A skinny woman whose pool house had been featured in a recent Sunday paper strolled by, clad only in pink thong panties and a push-up bra. Helen was pleased to see she had cellulite.

Helen served a beer to a naked politician. He had on a wedding ring, but he stared at her chest as if he’d never seen a bare one before.

She was getting used to the fat men in their underwear. It wasn’t any worse than the beach during tourist season. Most of the sex and drugs seemed to be inside the house, so she was spared those scenes.

It’s not bad, she thought.

Then the lizard, Mr. Cavarelli, slithered up to her bar.

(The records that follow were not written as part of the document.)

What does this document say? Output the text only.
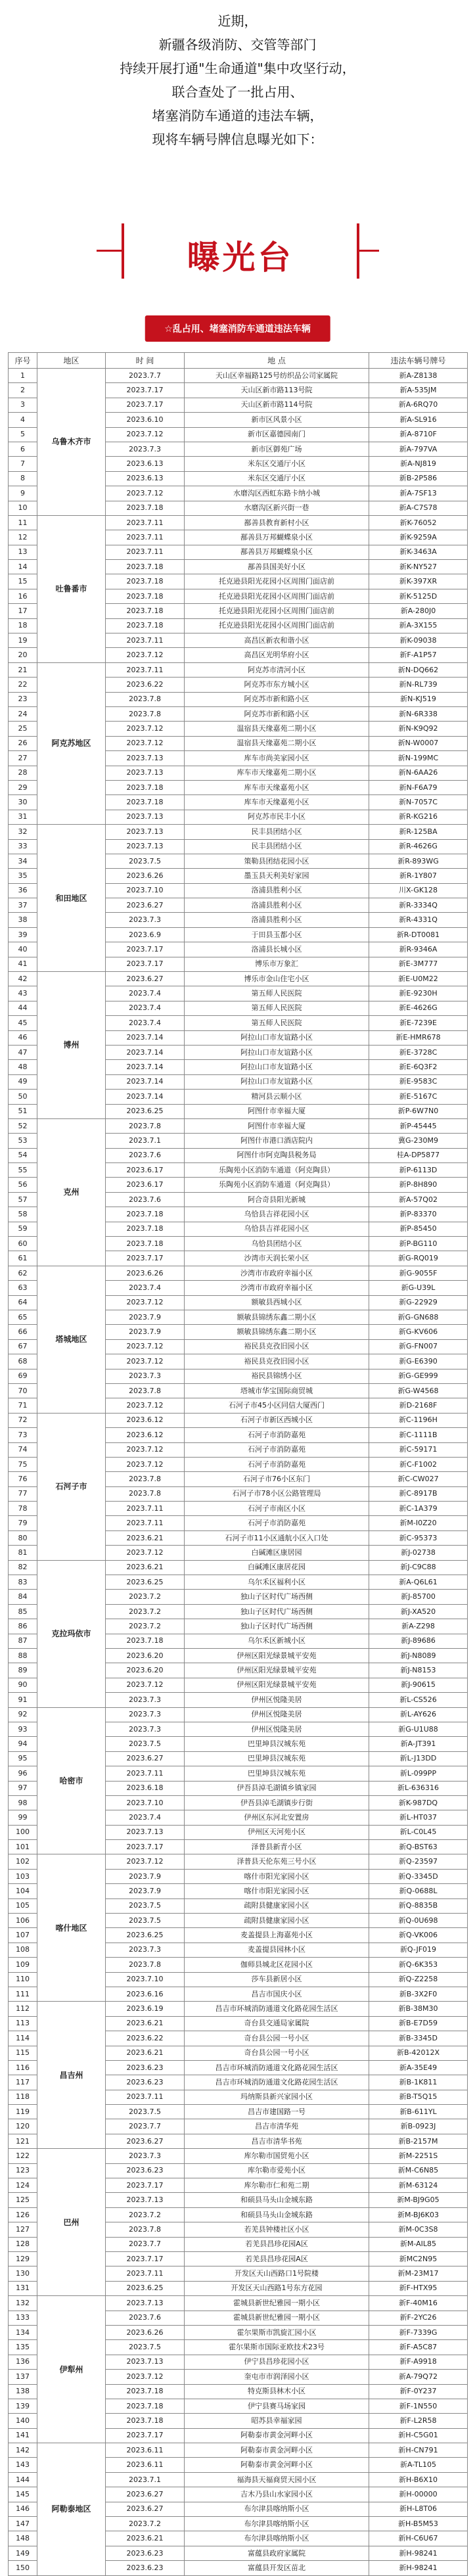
近期，

新疆各级消防、交管等部门

持续开展打通"生命通道"集中攻坚行动，

联合查处了一批占用、

堵塞消防车通道的违法车辆，

现将车辆号牌信息曝光如下：

曝光台
☆乱占用、堵塞消防车通道违法车辆
序号	地区	时 间	地 点	违法车辆号牌号
1	乌鲁木齐市	2023.7.7	天山区幸福路125号纺织品公司家属院	新A-Z8138
2		2023.7.17	天山区新市路113号院	新A-535JM
3		2023.7.17	天山区新市路114号院	新A-6RQ70
4		2023.6.10	新市区风景小区	新A-SL916
5		2023.7.12	新市区嘉德园南门	新A-8710F
6		2023.7.3	新市区御苑广场	新A-797VA
7		2023.6.13	米东区交通厅小区	新A-NJ819
8		2023.6.13	米东区交通厅小区	新B-2P586
9		2023.7.12	水磨沟区西虹东路卡纳小城	新A-7SF13
10		2023.7.18	水磨沟区新兴街一巷	新A-C7S78
11	吐鲁番市	2023.7.11	鄯善县教育新村小区	新K-76052
12		2023.7.11	鄯善县万邦蝴蝶泉小区	新K-9259A
13		2023.7.11	鄯善县万邦蝴蝶泉小区	新K-3463A
14		2023.7.18	鄯善县国美好小区	新K-NY527
15		2023.7.18	托克逊县阳光花园小区周围门面店前	新K-397XR
16		2023.7.18	托克逊县阳光花园小区周围门面店前	新K-5125D
17		2023.7.18	托克逊县阳光花园小区周围门面店前	新A-280J0
18		2023.7.18	托克逊县阳光花园小区周围门面店前	新A-3X155
19		2023.7.11	高昌区新农和谐小区	新K-09038
20		2023.7.12	高昌区光明华府小区	新F-A1P57
21	阿克苏地区	2023.7.11	阿克苏市清河小区	新N-DQ662
22		2023.6.22	阿克苏市东方城小区	新N-RL739
23		2023.7.8	阿克苏市新和路小区	新N-KJ519
24		2023.7.8	阿克苏市新和路小区	新N-6R338
25		2023.7.12	温宿县天缘嘉苑二期小区	新N-K9Q92
26		2023.7.12	温宿县天缘嘉苑二期小区	新N-W0007
27		2023.7.13	库车市尚美家园小区	新N-199MC
28		2023.7.13	库车市天缘嘉苑二期小区	新N-6AA26
29		2023.7.18	库车市天缘嘉苑小区	新N-F6A79
30		2023.7.18	库车市天缘嘉苑小区	新N-7057C
31		2023.7.13	阿克苏市民丰小区	新R-KG216
32	和田地区	2023.7.13	民丰县团结小区	新R-125BA
33		2023.7.13	民丰县团结小区	新R-4626G
34		2023.7.5	策勒县团结花园小区	新R-893WG
35		2023.6.26	墨玉县天利美好家园	新R-1Y807
36		2023.7.10	洛浦县胜利小区	川X-GK128
37		2023.6.27	洛浦县胜利小区	新R-3334Q
38		2023.7.3	洛浦县胜利小区	新R-4331Q
39		2023.6.9	于田县玉都小区	新R-DT0081
40		2023.7.17	洛浦县长城小区	新R-9346A
41		2023.7.17	博乐市万象汇	新E-3M777
42	博州	2023.6.27	博乐市金山住宅小区	新E-U0M22
43		2023.7.4	第五师人民医院	新E-9230H
44		2023.7.4	第五师人民医院	新E-4626G
45		2023.7.4	第五师人民医院	新E-7239E
46		2023.7.14	阿拉山口市友谊路小区	新E-HMR678
47		2023.7.14	阿拉山口市友谊路小区	新E-3728C
48		2023.7.14	阿拉山口市友谊路小区	新E-6Q3F2
49		2023.7.14	阿拉山口市友谊路小区	新E-9583C
50		2023.7.14	精河县云顺小区	新E-5167C
51		2023.6.25	阿图什市幸福大厦	新P-6W7N0
52	克州	2023.7.8	阿图什市幸福大厦	新P-45445
53		2023.7.1	阿图什市港口酒店院内	冀G-230M9
54		2023.7.6	阿图什市阿克陶县税务局	桂A-DP5877
55		2023.6.17	乐陶苑小区消防车通道（阿克陶县）	新P-6113D
56		2023.6.17	乐陶苑小区消防车通道（阿克陶县）	新P-8H890
57		2023.7.6	阿合奇县阳光新城	新A-57Q02
58		2023.7.18	乌恰县吉祥花园小区	新P-83370
59		2023.7.18	乌恰县吉祥花园小区	新P-85450
60		2023.7.18	乌恰县团结小区	新P-BG110
61		2023.7.17	沙湾市天润长荣小区	新G-RQ019
62	塔城地区	2023.6.26	沙湾市市政府幸福小区	新G-9055F
63		2023.7.4	沙湾市市政府幸福小区	新G-U39L
64		2023.7.12	额敏县西城小区	新G-22929
65		2023.7.9	额敏县锦绣东鑫二期小区	新G-GN688
66		2023.7.9	额敏县锦绣东鑫二期小区	新G-KV606
67		2023.7.12	裕民县克孜旧园小区	新G-FN007
68		2023.7.12	裕民县克孜旧园小区	新G-E6390
69		2023.7.3	裕民县锦绣小区	新G-GE999
70		2023.7.8	塔城市华宝国际商贸城	新G-W4568
71		2023.7.12	石河子市45小区同信大厦西门	新D-2168F
72	石河子市	2023.6.12	石河子市新区西城小区	新C-1196H
73		2023.6.12	石河子市消防嘉苑	新C-1111B
74		2023.7.12	石河子市消防嘉苑	新C-59171
75		2023.7.12	石河子市消防嘉苑	新C-F1002
76		2023.7.8	石河子市76小区东门	新C-CW027
77		2023.7.8	石河子市78小区公路管理局	新C-8917B
78		2023.7.11	石河子市南区小区	新C-1A379
79		2023.7.11	石河子市消防嘉苑	新M-I0Z20
80		2023.6.21	石河子市11小区通航小区入口处	新C-95373
81		2023.7.12	白碱滩区康居园	新J-02738
82	克拉玛依市	2023.6.21	白碱滩区康居花园	新J-C9C88
83		2023.6.25	乌尔禾区福利小区	新A-Q6L61
84		2023.7.2	独山子区时代广场西侧	新J-85700
85		2023.7.2	独山子区时代广场西侧	新J-XA520
86		2023.7.2	独山子区时代广场西侧	新A-Z298
87		2023.7.18	乌尔禾区新城小区	新J-89686
88		2023.6.20	伊州区阳光绿景城平安苑	新J-N8089
89		2023.6.20	伊州区阳光绿景城平安苑	新J-N8153
90		2023.7.12	伊州区阳光绿景城平安苑	新J-90615
91		2023.7.3	伊州区悦隆美居	新L-CS526
92	哈密市	2023.7.3	伊州区悦隆美居	新L-AY626
93		2023.7.3	伊州区悦隆美居	新G-U1U88
94		2023.7.5	巴里坤县汉城东苑	新A-JT391
95		2023.6.27	巴里坤县汉城东苑	新L-J13DD
96		2023.7.11	巴里坤县汉城东苑	新L-099PP
97		2023.6.18	伊吾县淖毛湖镇乡镇家园	新L-636316
98		2023.7.10	伊吾县淖毛湖镇步行街	新K-987DQ
99		2023.7.4	伊州区东河北安置房	新L-HT037
100		2023.7.13	伊州区天河苑小区	新L-C0L45
101		2023.7.17	泽普县新青小区	新Q-BST63
102	喀什地区	2023.7.12	泽普县天伦东苑三号小区	新Q-23597
103		2023.7.9	喀什市阳光家园小区	新Q-3345D
104		2023.7.9	喀什市阳光家园小区	新Q-0688L
105		2023.7.5	疏附县健康家园小区	新Q-8835B
106		2023.7.5	疏附县健康家园小区	新Q-0U698
107		2023.6.25	麦盖提县上海嘉苑小区	新Q-VK006
108		2023.7.3	麦盖提县园林小区	新Q-JF019
109		2023.7.8	伽师县城北区花园小区	新Q-6K353
110		2023.7.10	莎车县新居小区	新Q-Z2258
111		2023.6.16	昌吉市国庆小区	新B-3X2F0
112	昌吉州	2023.6.19	昌吉市环城消防通道文化路花园生活区	新B-38M30
113		2023.6.21	奇台县交通局家属院	新B-E7D59
114		2023.6.22	奇台县公园一号小区	新B-3345D
115		2023.6.21	奇台县公园一号小区	新B-42012X
116		2023.6.23	昌吉市环城消防通道文化路花园生活区	新A-35E49
117		2023.6.23	昌吉市环城消防通道文化路花园生活区	新B-1K811
118		2023.7.11	玛纳斯县新兴家园小区	新B-T5Q15
119		2023.7.5	昌吉市建国路一号	新B-611YL
120		2023.7.7	昌吉市清华苑	新B-0923J
121		2023.6.27	昌吉市清华书苑	新B-2157M
122	巴州	2023.7.3	库尔勒市国贸苑小区	新M-2251S
123		2023.6.23	库尔勒市爱苑小区	新M-C6N85
124		2023.7.17	库尔勒市仁和苑二期	新M-63124
125		2023.7.13	和硕县马头山金城东路	新M-BJ9G05
126		2023.7.2	和硕县马头山金城东路	新M-BJ6K03
127		2023.7.8	若羌县钟楼社区小区	新M-0C3S8
128		2023.7.7	若羌县昌珍花园A区	新M-AIL85
129		2023.7.17	若羌县昌珍花园A区	新MC2N95
130		2023.7.11	开发区天山西路口1号院楼	新M-23M17
131		2023.6.25	开发区天山西路1号东方花园	新F-HTX95
132	伊犁州	2023.7.13	霍城县新世纪雅园一期小区	新F-40M16
133		2023.7.6	霍城县新世纪雅园一期小区	新F-2YC26
134		2023.6.26	霍尔果斯市凯旋汇园小区	新F-7339G
135		2023.7.5	霍尔果斯市国际亚欧技术23号	新F-A5C87
136		2023.7.13	伊宁县昌珍花园小区	新F-A9918
137		2023.7.12	奎屯市市润泽园小区	新A-79Q72
138		2023.7.18	特克斯县林木小区	新F-0Y237
139		2023.7.18	伊宁县赛马场家园	新F-1N550
140		2023.7.18	昭苏县幸福家园	新F-L2R58
141		2023.7.17	阿勒泰市黄金河畔小区	新H-C5G01
142	阿勒泰地区	2023.6.11	阿勒泰市黄金河畔小区	新H-CN791
143		2023.6.11	阿勒泰市黄金河畔小区	新A-TL105
144		2023.7.1	福海县天福商贸天园小区	新H-B6X10
145		2023.6.27	吉木乃县山水家园小区	新H-00000
146		2023.6.27	布尔津县喀纳斯小区	新H-L8T06
147		2023.7.2	布尔津县喀纳斯小区	新H-B5M53
148		2023.6.21	布尔津县喀纳斯小区	新H-C6U67
149		2023.6.23	富蕴县政府家属院	新H-98241
150		2023.6.23	富蕴县开发区苗北	新H-98241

“I’m invisible. Management never deigns to notice boiler-room staff,” she told herself, as she poured his red wine. And she was. Mr. Cavarelli never looked at her face or noticed her shaking hands. His flat yellow eyes were fixed on her breasts. Helen wondered if he engaged in interspecies sex.

Her skin crawled.

What was the boiler-room boss of bosses doing at a society party? He was better dressed and fitter than most of the men. He’d also kept his clothes on. Thank God. She didn’t want to look at his lizard hide. Cavarelli took his wine and slid into the jungle of palms near the pool.

Suddenly, she found herself staring at another man’s chest. A man wearing a well-cut black sport coat and a black T-shirt that said, CLAPTON IS GOD.

She knew only one person who had a shirt like that. The man she’d wanted to see for more than a year. The man who had eluded her so thoroughly, she’d begun to doubt he existed.

It was Phil the invisible pothead.

He was real after all. And he could see her, too. Way too much of her. Helen grabbed a pair of liter soda bottles to cover her naked chest.

“What are you doing here?” Helen and Phil said simultaneously.

“You’re Phil the invisible pothead.” Helen had waited so long to see him, and now she couldn’t look at him. Instead, she talked to his chest, the way the men talked to hers.

“I’m your neighbor, yes,” he said. His voice was soft and low. Another time, it would have been sexy. Now, it was like being doused with cold water. “What are you doing here?”

“Tending bar,” Helen said. She could feel a full-body blush creeping down past her shoulders. She adjusted her soda bottles to make sure they covered as much chest as possible.

“Helen, you—”

“How do you know my name?”

“Margery told me. I pulled you out of the fire, remember?

Does she know you’re here tonight?”

“She’s not my mother,” Helen said.

“She loves you like a daughter,” Phil said. “This stunt would worry her sick. You’ve got to get out of here. It’s dangerous.”

“Don’t be such a guy. I have a job to do.” It was hard to look serious with two soda bottles stuck on your chest.

A fifty-something man in blue boxers interrupted. “Hey, what do I have to do to get a drink?”

“Sorry,” Phil said. “You’ll have to use the other bar. My friend is going home. She has a chest cold.” He took off his sport coat and threw it over Helen. It felt soft and warm.

“Oh, no, you don’t,” Helen said. “You’re not pulling that big brave male stuff on me.” She wanted to hand back his coat, but she couldn’t let go of the bottles. She shrugged it off instead.